11 Als de inwoners des lands, de Kanaanieten, dien rouw zagen op het plein van het doornbos, zo zeiden zij: Dit is een zware rouw der Egyptenaren; daarom noemde men haar naam Abel-Mizraim, die aan het veer van de Jordaan is.
12 En zijn zonen deden hem, gelijk als hij hun geboden had;
13 Want zijn zonen voerden hem in het land Kanaan, en begroeven hem in de spelonk des akkers van Machpela, welke Abraham met den akker gekocht had tot een erfbegrafenis van Efron, den Hethiet, tegenover Mamre.
14 Daarna keerde Jozef weder in Egypte, hij en zijn broeders, en allen, die met hem opgetogen waren, om zijn vader te begraven, nadat hij zijn vader begraven had.
15 Toen Jozefs broeders zagen, dat hun vader dood was, zo zeiden zij: Misschien zal ons Jozef haten, en hij zal ons gewisselijk vergelden al het kwaad, dat wij hem aangedaan hebben.
16 Daarom ontboden zij aan Jozef, zeggende: Uw vader heeft bevolen voor zijn dood, zeggende:
17 Zo zult gij tot Jozef zeggen: Ei, vergeef toch de overtreding uwer broederen, en hun zonde; want zij hebben u kwaad aangedaan; maar nu vergeef toch de overtreding der dienaren van den God uws vaders!
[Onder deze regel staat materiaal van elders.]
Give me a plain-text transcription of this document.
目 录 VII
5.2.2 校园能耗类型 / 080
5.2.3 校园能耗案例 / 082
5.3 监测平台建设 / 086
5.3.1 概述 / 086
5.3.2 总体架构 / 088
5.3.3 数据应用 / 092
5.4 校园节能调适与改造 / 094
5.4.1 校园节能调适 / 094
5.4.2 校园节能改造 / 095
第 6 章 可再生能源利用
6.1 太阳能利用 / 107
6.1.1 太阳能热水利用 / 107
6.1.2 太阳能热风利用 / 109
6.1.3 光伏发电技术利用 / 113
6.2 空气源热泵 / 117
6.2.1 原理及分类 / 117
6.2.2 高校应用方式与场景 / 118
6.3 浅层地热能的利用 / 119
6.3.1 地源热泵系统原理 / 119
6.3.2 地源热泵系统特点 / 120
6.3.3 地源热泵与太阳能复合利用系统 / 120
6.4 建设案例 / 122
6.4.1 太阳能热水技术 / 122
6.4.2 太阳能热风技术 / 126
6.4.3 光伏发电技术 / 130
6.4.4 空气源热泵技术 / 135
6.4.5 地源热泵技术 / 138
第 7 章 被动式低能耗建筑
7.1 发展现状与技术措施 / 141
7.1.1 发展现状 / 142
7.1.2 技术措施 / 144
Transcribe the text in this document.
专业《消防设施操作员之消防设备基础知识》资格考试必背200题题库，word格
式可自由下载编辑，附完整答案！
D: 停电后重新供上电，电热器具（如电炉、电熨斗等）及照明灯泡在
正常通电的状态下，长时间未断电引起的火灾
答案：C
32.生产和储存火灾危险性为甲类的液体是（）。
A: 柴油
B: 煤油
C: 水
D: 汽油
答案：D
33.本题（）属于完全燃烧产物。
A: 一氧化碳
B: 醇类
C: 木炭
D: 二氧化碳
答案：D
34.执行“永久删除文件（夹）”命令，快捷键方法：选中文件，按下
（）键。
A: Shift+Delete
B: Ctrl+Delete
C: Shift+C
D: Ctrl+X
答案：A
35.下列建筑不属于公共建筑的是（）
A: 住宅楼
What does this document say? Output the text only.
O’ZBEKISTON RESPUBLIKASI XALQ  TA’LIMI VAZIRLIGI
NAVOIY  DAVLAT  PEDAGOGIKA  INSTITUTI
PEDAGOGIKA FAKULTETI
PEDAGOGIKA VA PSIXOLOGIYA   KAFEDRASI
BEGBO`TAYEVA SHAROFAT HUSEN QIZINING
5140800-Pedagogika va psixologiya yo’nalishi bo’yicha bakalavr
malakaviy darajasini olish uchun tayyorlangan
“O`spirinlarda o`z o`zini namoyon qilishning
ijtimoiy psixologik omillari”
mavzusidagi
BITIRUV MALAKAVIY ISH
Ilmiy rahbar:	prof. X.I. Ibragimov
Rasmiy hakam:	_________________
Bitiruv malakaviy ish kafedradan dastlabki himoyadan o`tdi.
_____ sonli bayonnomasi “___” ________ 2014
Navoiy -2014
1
En Jozef weende, als zij tot hem spraken.
18 Daarna kwamen ook zijn broeders, en vielen voor hem neder, en zeiden: Zie, wij zijn u tot knechten!
19 En Jozef zeide tot hen: Vreest niet; want ben ik in de plaats van God?
20 Gijlieden wel, gij hebt kwaad tegen mij gedacht; doch God heeft dat ten goede gedacht; opdat Hij deed, gelijk het te dezen dage is, om een groot volk in het leven te behouden.
21 Nu dan, vreest niet! Ik zal u en uw kleine kinderen onderhouden. Zo troostte hij hen, en sprak naar hun hart.
22 Jozef dan woonde in Egypte, hij en het huis zijns vaders; en Jozef leefde honderd en tien jaren.
23 En Jozef zag van Efraim kinderen, van het derde gelid; ook werden de zonen van Machir, den zoon van Manasse, op Jozefs knieen geboren.
24 En Jozef zeide tot zijn broederen: Ik sterf; maar God zal u gewisselijk bezoeken, en Hij zal u doen optrekken uit dit land, in het land, hetwelk hij aan Abraham, Izak en Jakob gezworen heeft.
25 En Jozef deed de zonen van Israel zweren, zeggende: God zal u gewisselijk bezoeken, zo zult gij mijn beenderen van hier opvoeren!
26 En Jozef stierf, honderd en tien jaren oud zijnde; en zij balsemden hem, en men legde hem in een kist in Egypte.